Você acredita que o forró pode ganhar ainda mais espaço fora do Brasil? Quais são os maiores desafios?  
Eu acredito que o forró tem, sim, potencial pra ganhar mais espaço fora do Brasil. Mas, pra ser bem honesto, não me vejo como alguém com autoridade pra dizer isso com certeza. Sou só um americano dos etados unidos que teve a sorte de organizar algumas festas, apresentar o forró pra alguns amigos e ajudar a criar conexões entre as pessoas. Qualquer papel de “embaixador cultural” que eu possa ter é uma honra, e, no fim das contas, quem mais ganha com tudo isso sou eu, porque recebo muito mais do que consigo oferecer.
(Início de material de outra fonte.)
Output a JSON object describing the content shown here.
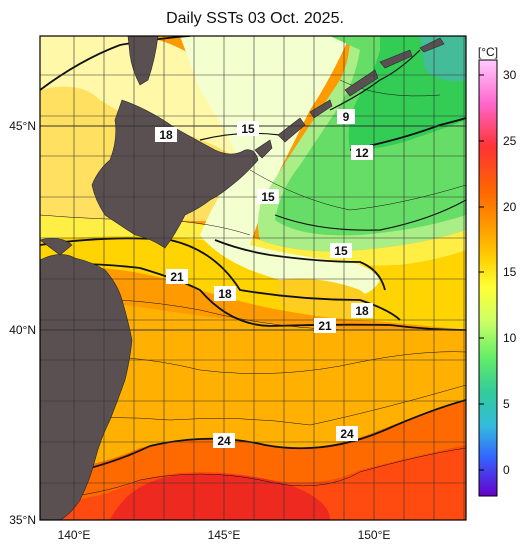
{
  "title": "Daily SSTs 03 Oct. 2025.",
  "colorbar": {
    "unit": "[°C]",
    "ticks": [
      "30",
      "25",
      "20",
      "15",
      "10",
      "5",
      "0"
    ],
    "colors": [
      "#ff99ff",
      "#ff66cc",
      "#ff3333",
      "#ff6600",
      "#ff9900",
      "#ffcc00",
      "#ffff33",
      "#ccff33",
      "#66ff33",
      "#33cc33",
      "#33cc99",
      "#33cccc",
      "#3399ff",
      "#3366ff",
      "#3333ff",
      "#6600cc"
    ]
  },
  "axes": {
    "lat_labels": [
      "45°N",
      "40°N",
      "35°N"
    ],
    "lon_labels": [
      "140°E",
      "145°E",
      "150°E"
    ]
  },
  "contour_labels": [
    "9",
    "12",
    "15",
    "15",
    "15",
    "18",
    "18",
    "18",
    "21",
    "21",
    "24",
    "24"
  ],
  "colors": {
    "land": "#5a5052",
    "frame": "#000000"
  }
}
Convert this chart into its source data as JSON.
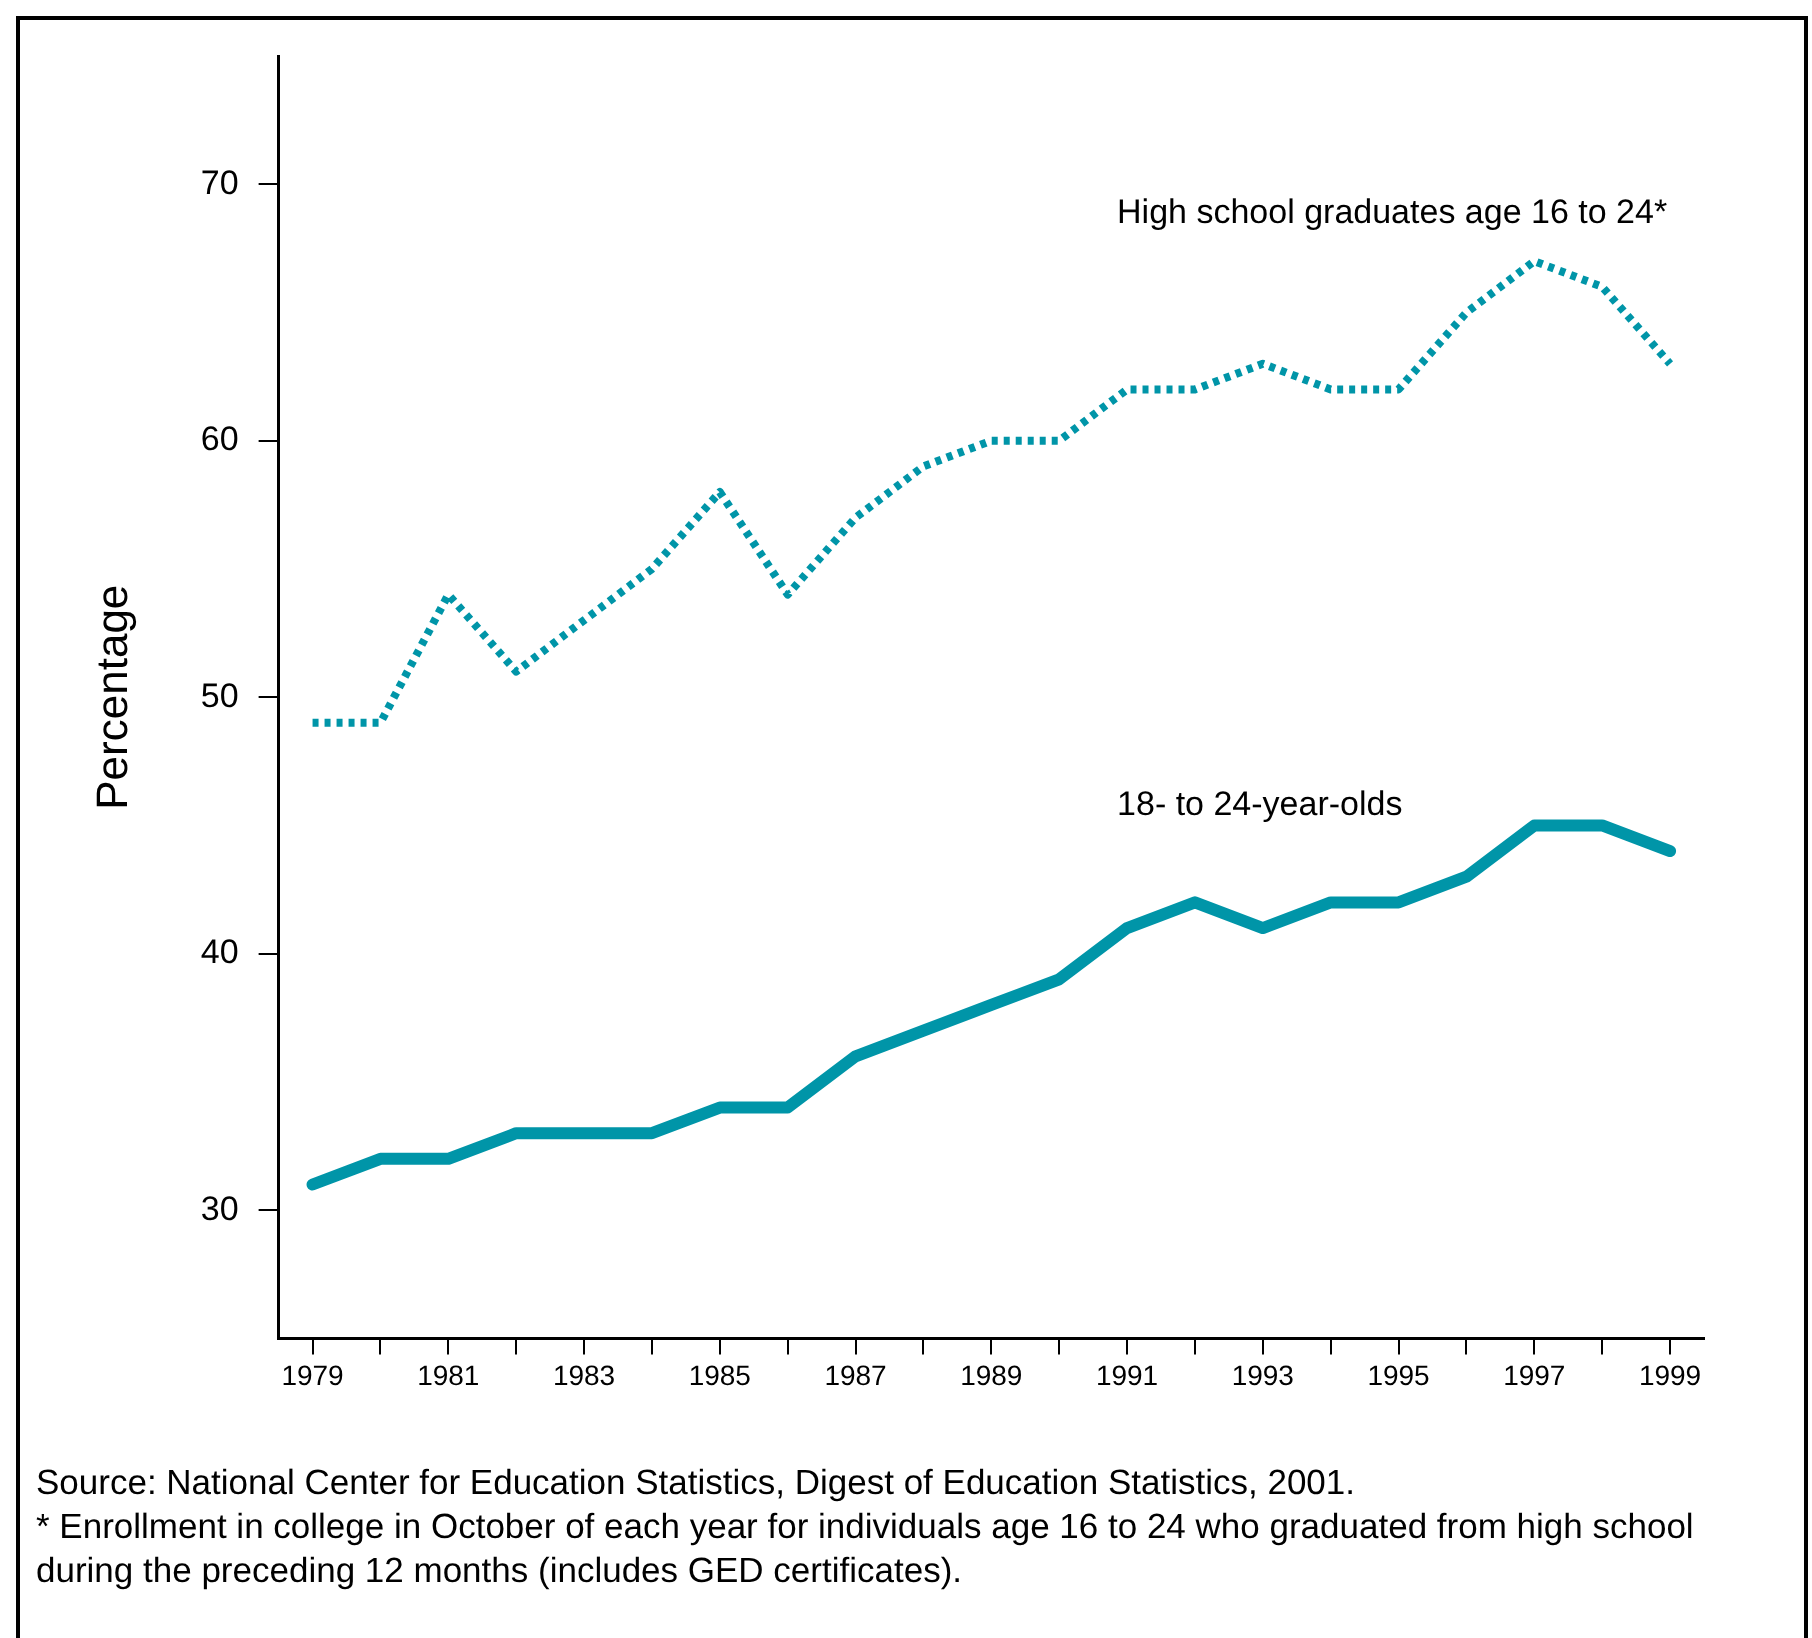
{
  "chart_data": {
    "type": "line",
    "ylabel": "Percentage",
    "x": [
      1979,
      1980,
      1981,
      1982,
      1983,
      1984,
      1985,
      1986,
      1987,
      1988,
      1989,
      1990,
      1991,
      1992,
      1993,
      1994,
      1995,
      1996,
      1997,
      1998,
      1999
    ],
    "series": [
      {
        "name": "High school graduates age 16 to 24*",
        "color": "#0095a8",
        "line_style": "dotted",
        "values": [
          49,
          49,
          54,
          51,
          53,
          55,
          58,
          54,
          57,
          59,
          60,
          60,
          62,
          62,
          63,
          62,
          62,
          65,
          67,
          66,
          63
        ]
      },
      {
        "name": "18- to 24-year-olds",
        "color": "#0095a8",
        "line_style": "solid",
        "values": [
          31,
          32,
          32,
          33,
          33,
          33,
          34,
          34,
          36,
          37,
          38,
          39,
          41,
          42,
          41,
          42,
          42,
          43,
          45,
          45,
          44
        ]
      }
    ],
    "xlim": [
      1978.5,
      1999.5
    ],
    "xticks": [
      1979,
      {
        "value": 1980,
        "label": null
      },
      1981,
      {
        "value": 1982,
        "label": null
      },
      1983,
      {
        "value": 1984,
        "label": null
      },
      1985,
      {
        "value": 1986,
        "label": null
      },
      1987,
      {
        "value": 1988,
        "label": null
      },
      1989,
      {
        "value": 1990,
        "label": null
      },
      1991,
      {
        "value": 1992,
        "label": null
      },
      1993,
      {
        "value": 1994,
        "label": null
      },
      1995,
      {
        "value": 1996,
        "label": null
      },
      1997,
      {
        "value": 1998,
        "label": null
      },
      1999
    ],
    "ylim": [
      25,
      75
    ],
    "yticks": [
      30,
      40,
      50,
      60,
      70
    ],
    "grid": false,
    "legend": false,
    "marker": "none",
    "annotations": [
      "Source: National Center for Education Statistics, Digest of Education Statistics, 2001.",
      "* Enrollment in college in October of each year for individuals age 16 to 24 who graduated from high school during the preceding 12 months (includes GED certificates)."
    ]
  }
}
 Há algum artista brasileiro que te inspira diretamente ou que você costuma ouvir nas suas criações?  
Pra mim, é praticamente impossível escolher um único artista brasileiro que me inspira. Seria como estar naquela situação das mães brigando pelo bebê na história de Salomão kkkkk eu jamais gostaria de estar nessa posição. Cada artista traz algo essencial que contribui pro todo, e juntos são o que realmente me move e me inspira.

Como você vê seu papel como um “embaixador cultural” do Brasil nos Estados Unidos — mesmo sendo americano?  
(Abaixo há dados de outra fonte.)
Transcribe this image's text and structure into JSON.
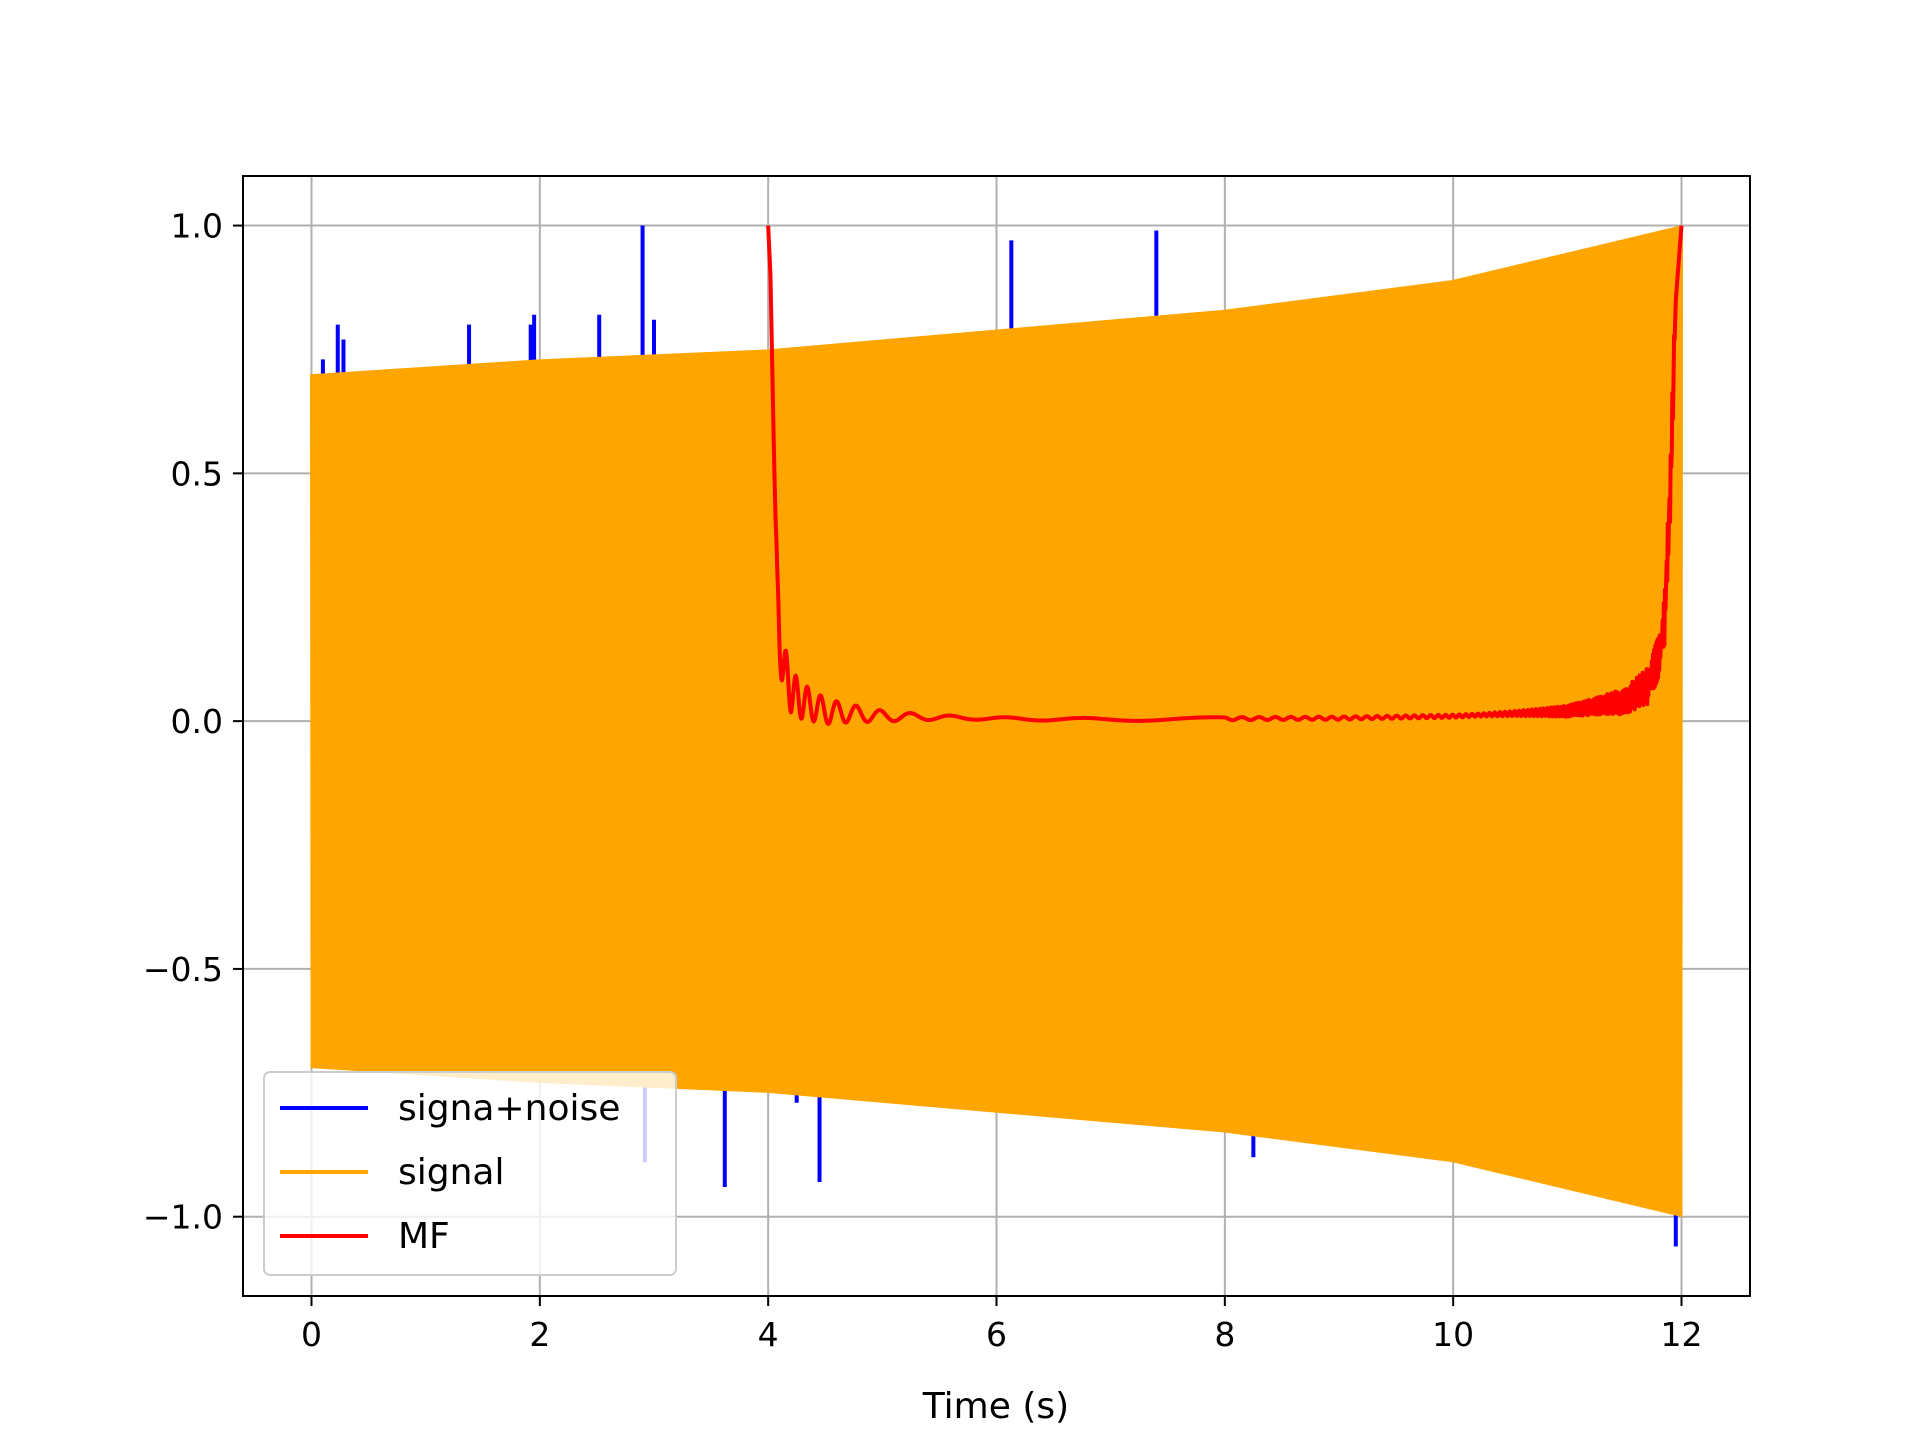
{
  "chart_data": {
    "type": "line",
    "title": "",
    "xlabel": "Time (s)",
    "ylabel": "",
    "xlim": [
      -0.6,
      12.6
    ],
    "ylim": [
      -1.16,
      1.1
    ],
    "xticks": [
      0,
      2,
      4,
      6,
      8,
      10,
      12
    ],
    "xtick_labels": [
      "0",
      "2",
      "4",
      "6",
      "8",
      "10",
      "12"
    ],
    "yticks": [
      -1.0,
      -0.5,
      0.0,
      0.5,
      1.0
    ],
    "ytick_labels": [
      "−1.0",
      "−0.5",
      "0.0",
      "0.5",
      "1.0"
    ],
    "grid": true,
    "legend_position": "lower-left",
    "series": [
      {
        "name": "signa+noise",
        "color": "#0000ff",
        "kind": "noisy-chirp",
        "x_range": [
          0,
          12
        ],
        "spikes_x": [
          0.1,
          0.23,
          0.28,
          1.38,
          1.92,
          1.95,
          2.52,
          2.9,
          2.92,
          3.0,
          3.62,
          4.25,
          4.45,
          6.13,
          7.4,
          8.25,
          11.95
        ],
        "spikes_y": [
          0.73,
          0.8,
          0.77,
          0.8,
          0.8,
          0.82,
          0.82,
          1.0,
          -0.89,
          0.81,
          -0.94,
          -0.77,
          -0.93,
          0.97,
          0.99,
          -0.88,
          -1.06
        ]
      },
      {
        "name": "signal",
        "color": "#ffa500",
        "kind": "chirp-envelope",
        "x_range": [
          0,
          12
        ],
        "envelope_x": [
          0,
          2,
          4,
          6,
          8,
          10,
          12
        ],
        "envelope_y": [
          0.7,
          0.73,
          0.75,
          0.79,
          0.83,
          0.89,
          1.0
        ]
      },
      {
        "name": "MF",
        "color": "#ff0000",
        "kind": "matched-filter",
        "x": [
          4.0,
          4.02,
          4.05,
          4.08,
          4.1,
          4.15,
          4.2,
          4.3,
          4.5,
          5.0,
          6.0,
          7.0,
          8.0,
          9.0,
          10.0,
          11.0,
          11.5,
          11.7,
          11.8,
          11.85,
          11.9,
          11.95,
          12.0
        ],
        "y": [
          1.0,
          0.9,
          0.55,
          0.25,
          0.15,
          0.1,
          0.06,
          0.04,
          0.02,
          0.01,
          0.005,
          0.003,
          0.005,
          0.006,
          0.01,
          0.02,
          0.04,
          0.07,
          0.13,
          0.2,
          0.45,
          0.85,
          1.0
        ]
      }
    ]
  }
}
 Como eu já disse antes, qualquer papel que eu possa ter como embaixador cultural do Brasil aqui nos Estados Unidos é, na verdade, uma honra. Eu me sinto muito sortudo por poder compartilhar essa música e essa cultura, mesmo que de um jeito pequeno. No fim das contas, quem mais ganha sou eu: que não nasci dentro, mas que respeito e valorizo profundamente.
 
Que mensagem você deixaria para os pernambucanos que veem sua cultura sendo celebrada tão longe de casa?
Ao povo de Pernambuco, tudo o que posso dizer é um grande obrigadão!!! Sou imensamente grato pelo acolhimento e generosidade que sempre recebi, e me sinto abençoado por poder, de alguma forma, ajudar a celebrar essa cultura tão especial. Espero voltar, aprender mais e continuar compartilhando tudo o que torna esse lugar tão único. Seria muito bonito criar, no futuro, algum tipo de conexão mais profunda, quem sabe um intercâmbio cultural em que eu possa compartilhar a música do meu mundo, que é o arranjo para grandes conjuntos de jazz norte-americano, e ao mesmo tempo aprender a tocar, escrever, arranjar e viver a música do Nordeste muito mais do que consigo hoje. Sei la. Continuo aprendendo pra honrar essa cultura da melhor forma possível.